What is an car insurance write-off? Guide to CAT A, B, C, D, N

In this guide we will explain everything you need to know about written off cars

In this guide we will explain everything you need to know about written off cars, should you buy one and also how can you find out if a car has been written off.

A written-off vehicle refers to a vehicle that has been damaged in an accident and is either beyond repair or is not economical to repair (the cost to repair outweighs the cost of the vehicle).

What are the different types of ‘write offs’?

When it comes to vehicle write-offs you may have heard of a variety of different categories, below we’ve listed the various categories and a brief explanation of each:

Category A: This is the worst category, if your vehicle falls into Category A it means the entire vehicle must be crushed as it’s so far beyond repair there’s nothing worth saving.

Category B: Unlike category A, just the body of the car needs to be crushed, you will be able to salvage some of the other parts from it.

Category C: This category is most common for old retro cars, it means you could repair the car but it’ll cost more than the vehicle’s worth to do so.

Category D: Your vehicle falls into this category when the repair work costs less than the vehicle cost, but additional fees (such as recovering your vehicle) make the over costs more than the vehicle.

Category N: The most common category, if you fall into N then it means your total vehicle cost to repair is less than the vehicle cost and there’s been no structural damage to the vehicle.

Category S: Similar to category N with regards to the total cost being less than the vehicle’s worth, however, the key difference is that the vehicle has received structural damage.

Category X: This category relates to vehicles that have been stolen, recovered but have already been paid out for on the insurance, in most cases they can be repaired for less than the vehicles cost.

What happens when a car is written off?

In the case that your insurance company decides to write off your car (it’s completely their decision) they will pay you the current cost of the vehicle.

In the event that your vehicle falls into category C, D, N or S you’ll be given the option to buy the vehicle back from the insurance company after the repairs.

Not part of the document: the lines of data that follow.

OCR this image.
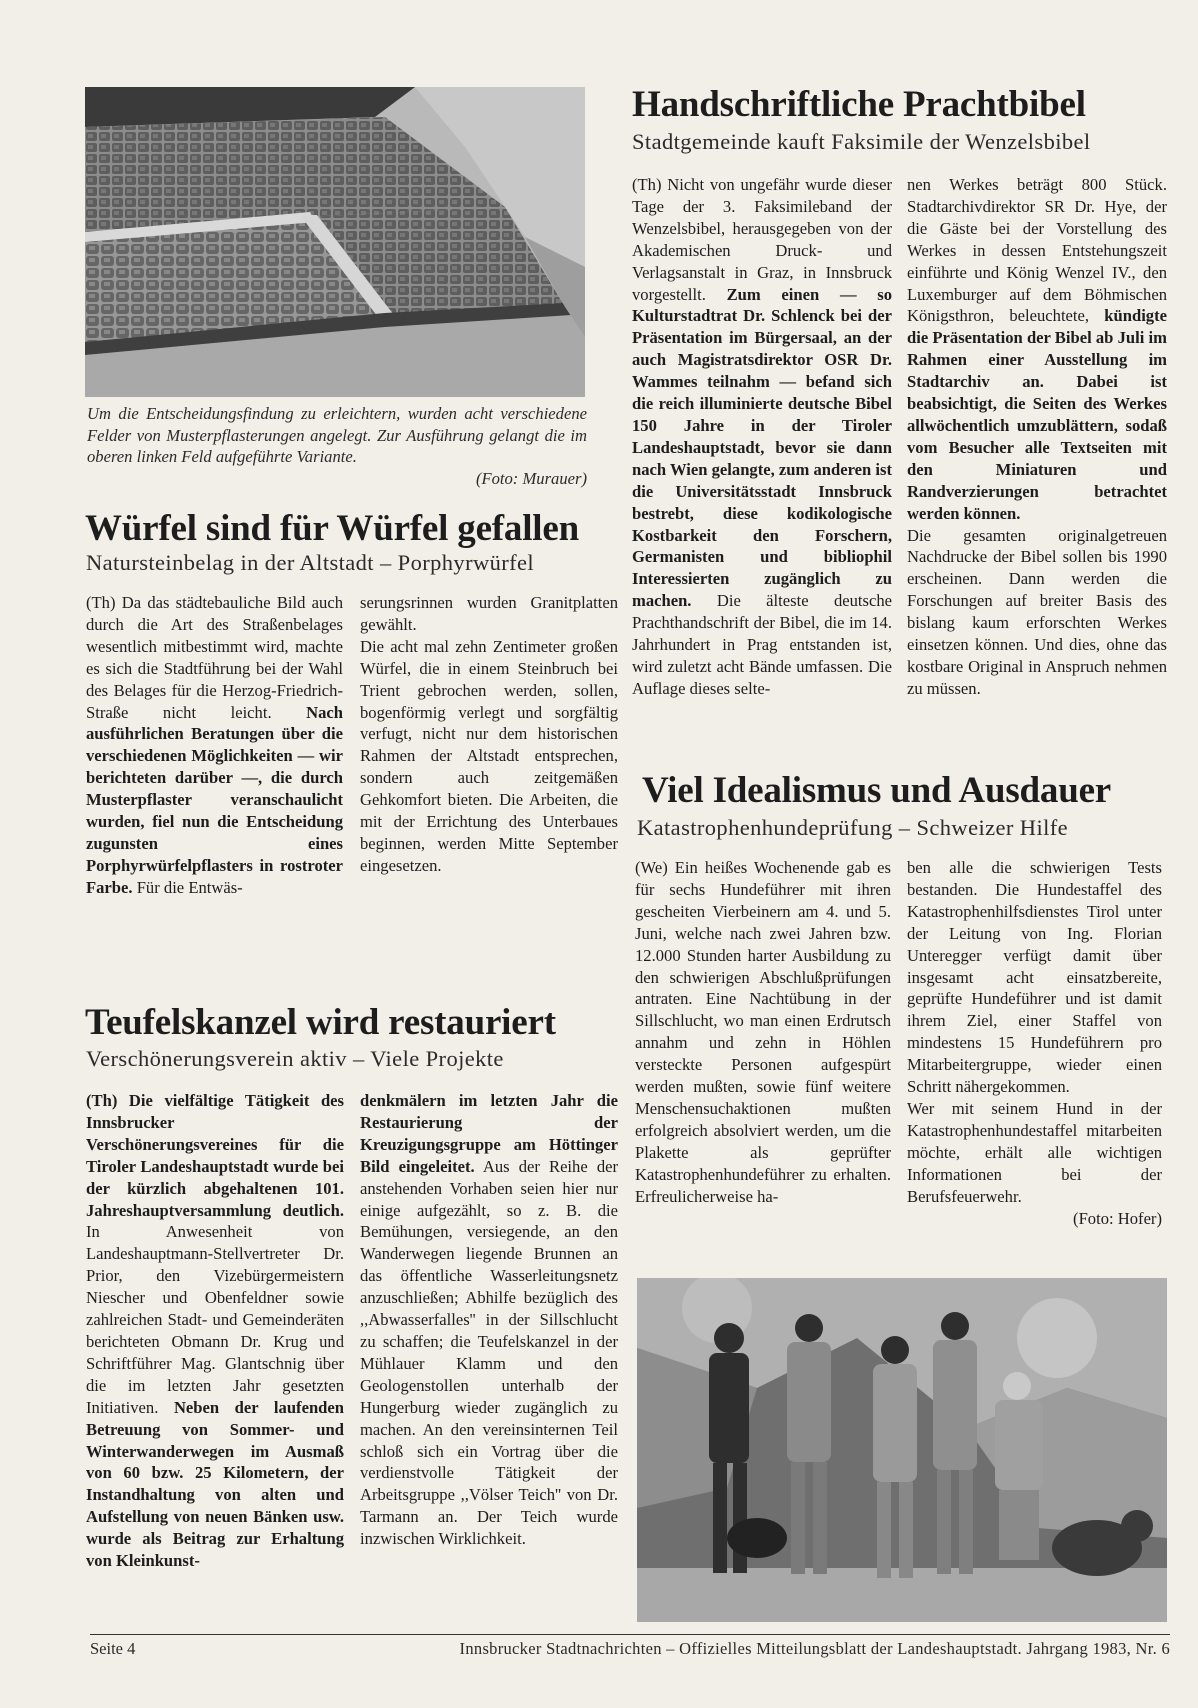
Um die Entscheidungsfindung zu erleichtern, wurden acht verschiedene Felder von Musterpflasterungen angelegt. Zur Ausführung gelangt die im oberen linken Feld aufgeführte Variante.
(Foto: Murauer)
Würfel sind für Würfel gefallen
Natursteinbelag in der Altstadt – Porphyrwürfel

(Th) Da das städtebauliche Bild auch durch die Art des Straßenbelages wesentlich mitbestimmt wird, machte es sich die Stadtführung bei der Wahl des Belages für die Herzog-Friedrich-Straße nicht leicht. Nach ausführlichen Beratungen über die verschiedenen Möglichkeiten — wir berichteten darüber —, die durch Musterpflaster veranschaulicht wurden, fiel nun die Entscheidung zugunsten eines Porphyrwürfelpflasters in rostroter Farbe. Für die Entwäs-

serungsrinnen wurden Granitplatten gewählt.

Die acht mal zehn Zentimeter großen Würfel, die in einem Steinbruch bei Trient gebrochen werden, sollen, bogenförmig verlegt und sorgfältig verfugt, nicht nur dem historischen Rahmen der Altstadt entsprechen, sondern auch zeitgemäßen Gehkomfort bieten. Die Arbeiten, die mit der Errichtung des Unterbaues beginnen, werden Mitte September eingesetzen.

Teufelskanzel wird restauriert
Verschönerungsverein aktiv – Viele Projekte

(Th) Die vielfältige Tätigkeit des Innsbrucker Verschönerungsvereines für die Tiroler Landeshauptstadt wurde bei der kürzlich abgehaltenen 101. Jahreshauptversammlung deutlich. In Anwesenheit von Landeshauptmann-Stellvertreter Dr. Prior, den Vizebürgermeistern Niescher und Obenfeldner sowie zahlreichen Stadt- und Gemeinderäten berichteten Obmann Dr. Krug und Schriftführer Mag. Glantschnig über die im letzten Jahr gesetzten Initiativen. Neben der laufenden Betreuung von Sommer- und Winterwanderwegen im Ausmaß von 60 bzw. 25 Kilometern, der Instandhaltung von alten und Aufstellung von neuen Bänken usw. wurde als Beitrag zur Erhaltung von Kleinkunst-

denkmälern im letzten Jahr die Restaurierung der Kreuzigungsgruppe am Höttinger Bild eingeleitet. Aus der Reihe der anstehenden Vorhaben seien hier nur einige aufgezählt, so z. B. die Bemühungen, versiegende, an den Wanderwegen liegende Brunnen an das öffentliche Wasserleitungsnetz anzuschließen; Abhilfe bezüglich des ,,Abwasserfalles'' in der Sillschlucht zu schaffen; die Teufelskanzel in der Mühlauer Klamm und den Geologenstollen unterhalb der Hungerburg wieder zugänglich zu machen. An den vereinsinternen Teil schloß sich ein Vortrag über die verdienstvolle Tätigkeit der Arbeitsgruppe ,,Völser Teich'' von Dr. Tarmann an. Der Teich wurde inzwischen Wirklichkeit.

Handschriftliche Prachtbibel
Stadtgemeinde kauft Faksimile der Wenzelsbibel

(Th) Nicht von ungefähr wurde dieser Tage der 3. Faksimileband der Wenzelsbibel, herausgegeben von der Akademischen Druck- und Verlagsanstalt in Graz, in Innsbruck vorgestellt. Zum einen — so Kulturstadtrat Dr. Schlenck bei der Präsentation im Bürgersaal, an der auch Magistratsdirektor OSR Dr. Wammes teilnahm — befand sich die reich illuminierte deutsche Bibel 150 Jahre in der Tiroler Landeshauptstadt, bevor sie dann nach Wien gelangte, zum anderen ist die Universitätsstadt Innsbruck bestrebt, diese kodikologische Kostbarkeit den Forschern, Germanisten und bibliophil Interessierten zugänglich zu machen. Die älteste deutsche Prachthandschrift der Bibel, die im 14. Jahrhundert in Prag entstanden ist, wird zuletzt acht Bände umfassen. Die Auflage dieses selte-

nen Werkes beträgt 800 Stück. Stadtarchivdirektor SR Dr. Hye, der die Gäste bei der Vorstellung des Werkes in dessen Entstehungszeit einführte und König Wenzel IV., den Luxemburger auf dem Böhmischen Königsthron, beleuchtete, kündigte die Präsentation der Bibel ab Juli im Rahmen einer Ausstellung im Stadtarchiv an. Dabei ist beabsichtigt, die Seiten des Werkes allwöchentlich umzublättern, sodaß vom Besucher alle Textseiten mit den Miniaturen und Randverzierungen betrachtet werden können.

Die gesamten originalgetreuen Nachdrucke der Bibel sollen bis 1990 erscheinen. Dann werden die Forschungen auf breiter Basis des bislang kaum erforschten Werkes einsetzen können. Und dies, ohne das kostbare Original in Anspruch nehmen zu müssen.

Viel Idealismus und Ausdauer
Katastrophenhundeprüfung – Schweizer Hilfe

(We) Ein heißes Wochenende gab es für sechs Hundeführer mit ihren gescheiten Vierbeinern am 4. und 5. Juni, welche nach zwei Jahren bzw. 12.000 Stunden harter Ausbildung zu den schwierigen Abschlußprüfungen antraten. Eine Nachtübung in der Sillschlucht, wo man einen Erdrutsch annahm und zehn in Höhlen versteckte Personen aufgespürt werden mußten, sowie fünf weitere Menschensuchaktionen mußten erfolgreich absolviert werden, um die Plakette als geprüfter Katastrophenhundeführer zu erhalten. Erfreulicherweise ha-

ben alle die schwierigen Tests bestanden. Die Hundestaffel des Katastrophenhilfsdienstes Tirol unter der Leitung von Ing. Florian Unteregger verfügt damit über insgesamt acht einsatzbereite, geprüfte Hundeführer und ist damit ihrem Ziel, einer Staffel von mindestens 15 Hundeführern pro Mitarbeitergruppe, wieder einen Schritt nähergekommen.

Wer mit seinem Hund in der Katastrophenhundestaffel mitarbeiten möchte, erhält alle wichtigen Informationen bei der Berufsfeuerwehr.

(Foto: Hofer)

Seite 4	Innsbrucker Stadtnachrichten – Offizielles Mitteilungsblatt der Landeshauptstadt. Jahrgang 1983, Nr. 6
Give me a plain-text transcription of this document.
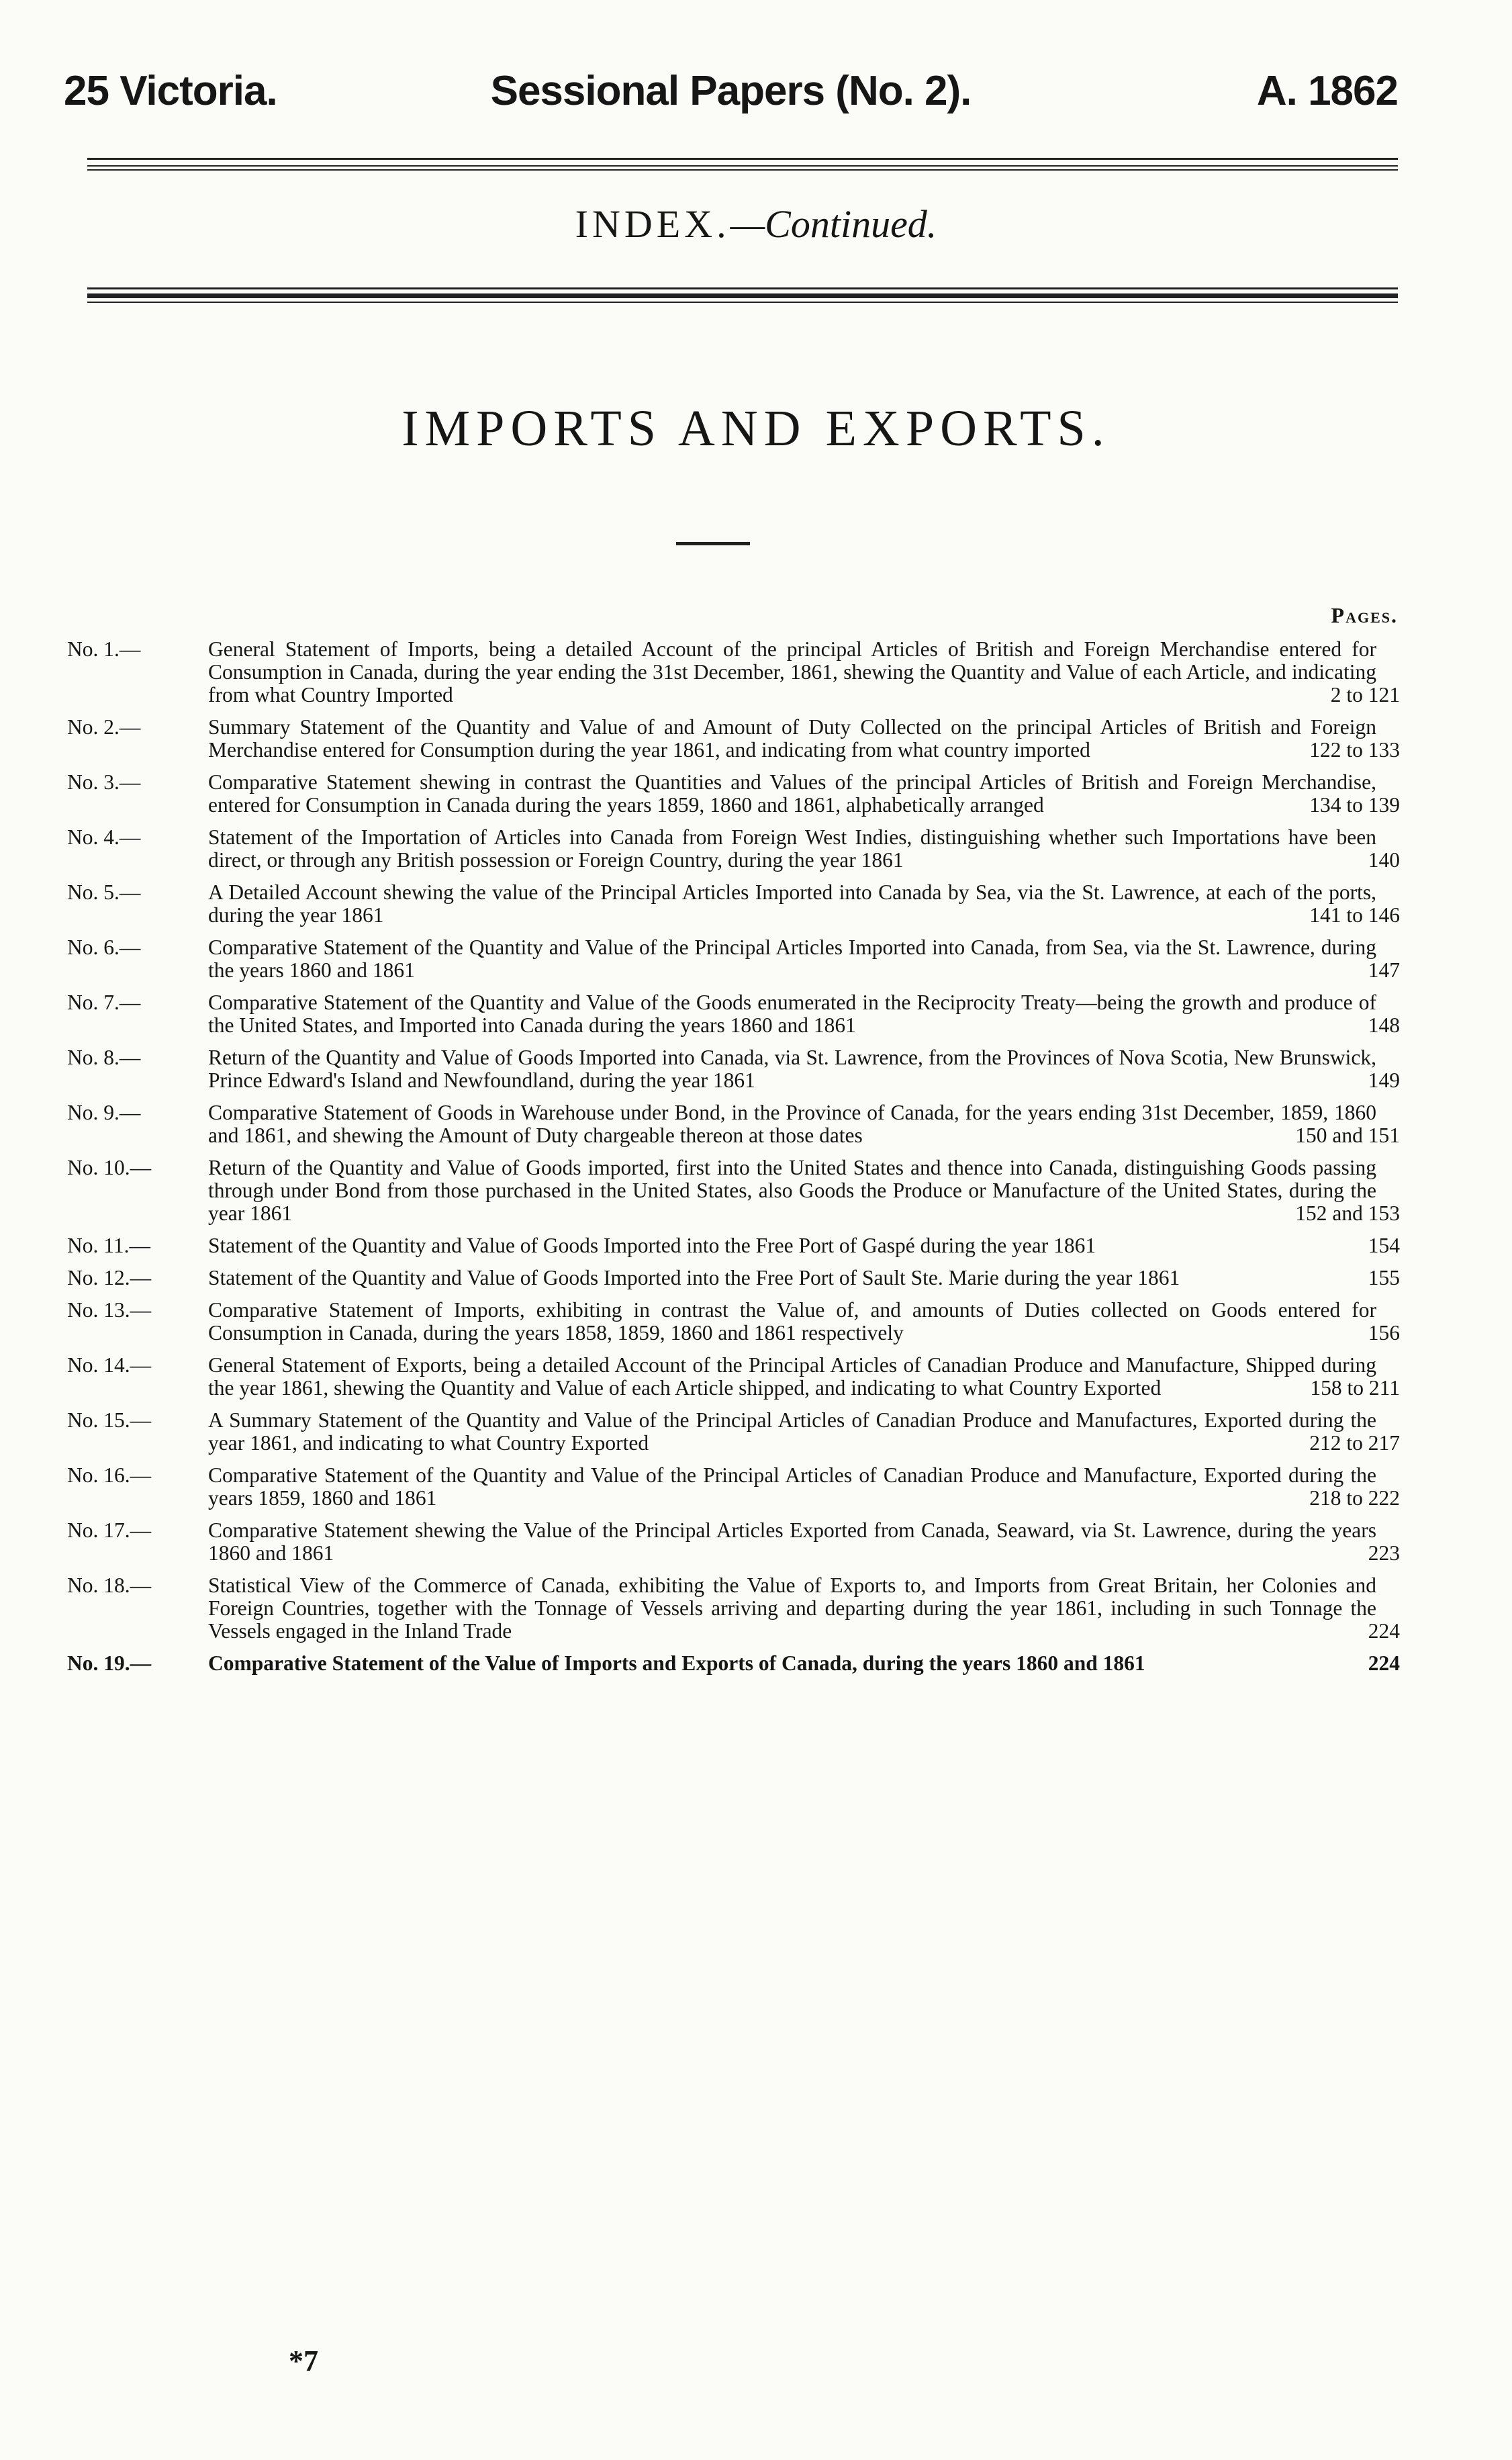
25 Victoria.	Sessional Papers (No. 2).	A. 1862
INDEX.—Continued.
IMPORTS AND EXPORTS.
Pages.
No. 1.—	General Statement of Imports, being a detailed Account of the principal Articles of British and Foreign Merchandise entered for Consumption in Canada, during the year ending the 31st December, 1861, shewing the Quantity and Value of each Article, and indicating from what Country Imported	2 to 121
No. 2.—	Summary Statement of the Quantity and Value of and Amount of Duty Collected on the principal Articles of British and Foreign Merchandise entered for Consumption during the year 1861, and indicating from what country imported	122 to 133
No. 3.—	Comparative Statement shewing in contrast the Quantities and Values of the principal Articles of British and Foreign Merchandise, entered for Consumption in Canada during the years 1859, 1860 and 1861, alphabetically arranged	134 to 139
No. 4.—	Statement of the Importation of Articles into Canada from Foreign West Indies, distinguishing whether such Importations have been direct, or through any British possession or Foreign Country, during the year 1861	140
No. 5.—	A Detailed Account shewing the value of the Principal Articles Imported into Canada by Sea, via the St. Lawrence, at each of the ports, during the year 1861	141 to 146
No. 6.—	Comparative Statement of the Quantity and Value of the Principal Articles Imported into Canada, from Sea, via the St. Lawrence, during the years 1860 and 1861	147
No. 7.—	Comparative Statement of the Quantity and Value of the Goods enumerated in the Reciprocity Treaty—being the growth and produce of the United States, and Imported into Canada during the years 1860 and 1861	148
No. 8.—	Return of the Quantity and Value of Goods Imported into Canada, via St. Lawrence, from the Provinces of Nova Scotia, New Brunswick, Prince Edward's Island and Newfoundland, during the year 1861	149
No. 9.—	Comparative Statement of Goods in Warehouse under Bond, in the Province of Canada, for the years ending 31st December, 1859, 1860 and 1861, and shewing the Amount of Duty chargeable thereon at those dates	150 and 151
No. 10.—	Return of the Quantity and Value of Goods imported, first into the United States and thence into Canada, distinguishing Goods passing through under Bond from those purchased in the United States, also Goods the Produce or Manufacture of the United States, during the year 1861	152 and 153
No. 11.—	Statement of the Quantity and Value of Goods Imported into the Free Port of Gaspé during the year 1861	154
No. 12.—	Statement of the Quantity and Value of Goods Imported into the Free Port of Sault Ste. Marie during the year 1861	155
No. 13.—	Comparative Statement of Imports, exhibiting in contrast the Value of, and amounts of Duties collected on Goods entered for Consumption in Canada, during the years 1858, 1859, 1860 and 1861 respectively	156
No. 14.—	General Statement of Exports, being a detailed Account of the Principal Articles of Canadian Produce and Manufacture, Shipped during the year 1861, shewing the Quantity and Value of each Article shipped, and indicating to what Country Exported	158 to 211
No. 15.—	A Summary Statement of the Quantity and Value of the Principal Articles of Canadian Produce and Manufactures, Exported during the year 1861, and indicating to what Country Exported	212 to 217
No. 16.—	Comparative Statement of the Quantity and Value of the Principal Articles of Canadian Produce and Manufacture, Exported during the years 1859, 1860 and 1861	218 to 222
No. 17.—	Comparative Statement shewing the Value of the Principal Articles Exported from Canada, Seaward, via St. Lawrence, during the years 1860 and 1861	223
No. 18.—	Statistical View of the Commerce of Canada, exhibiting the Value of Exports to, and Imports from Great Britain, her Colonies and Foreign Countries, together with the Tonnage of Vessels arriving and departing during the year 1861, including in such Tonnage the Vessels engaged in the Inland Trade	224
No. 19.—	Comparative Statement of the Value of Imports and Exports of Canada, during the years 1860 and 1861	224
*7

If you don’t take them up on the offer they will sell the vehicle to anyone willing to buy it.

How can you check if a car has been written off?

If you’re buying a vehicle and the price seems too good to be true, then it’s always worth double-checking to see if it’s been written off especially since it may impact your insurance premiums.

The easiest way to check if a vehicle has been written off is to use our website to generate a free vehicle check. All you need to know is what the vehicle registration is and you’ll find out:

  • Has the vehicle been stolen?
  • Has it been scrapped or written off?
  • Has it been imported?
  • Does it have a valid MOT?
  • Is it on finance?
  • When does the road tax expire?
  • Is there any mileage issues?

Along with a full specification break down and running cost estimations, previous MOT results, plate changes, ownership history and much much more!

Why you shouldn’t buy a write-off

When it comes to buying a written-off car, there’s definitely a lot of financial incentive as the initial price tag is a lot lower than regular pre-owned vehicles.

However, if you’re looking to buy a Category C or D it’s going to cost you more than the vehicle’s worth to repair it in the first place, so it’s probably not the best idea. You’ve also got your Category N and S, which are affordable to repair but don’t be fooled, especially if you’re looking to buy a Category S.

With the alterations to the vehicle’s structure, you’ll often find yourself paying a much higher insurance premium as the risk of issues is much higher than a non-modified vehicle.

You’re much better off buying a second-hand car with a good MOT history and mileage, as it’ll save you on your insurance premiums, and typically has a longer lifetime.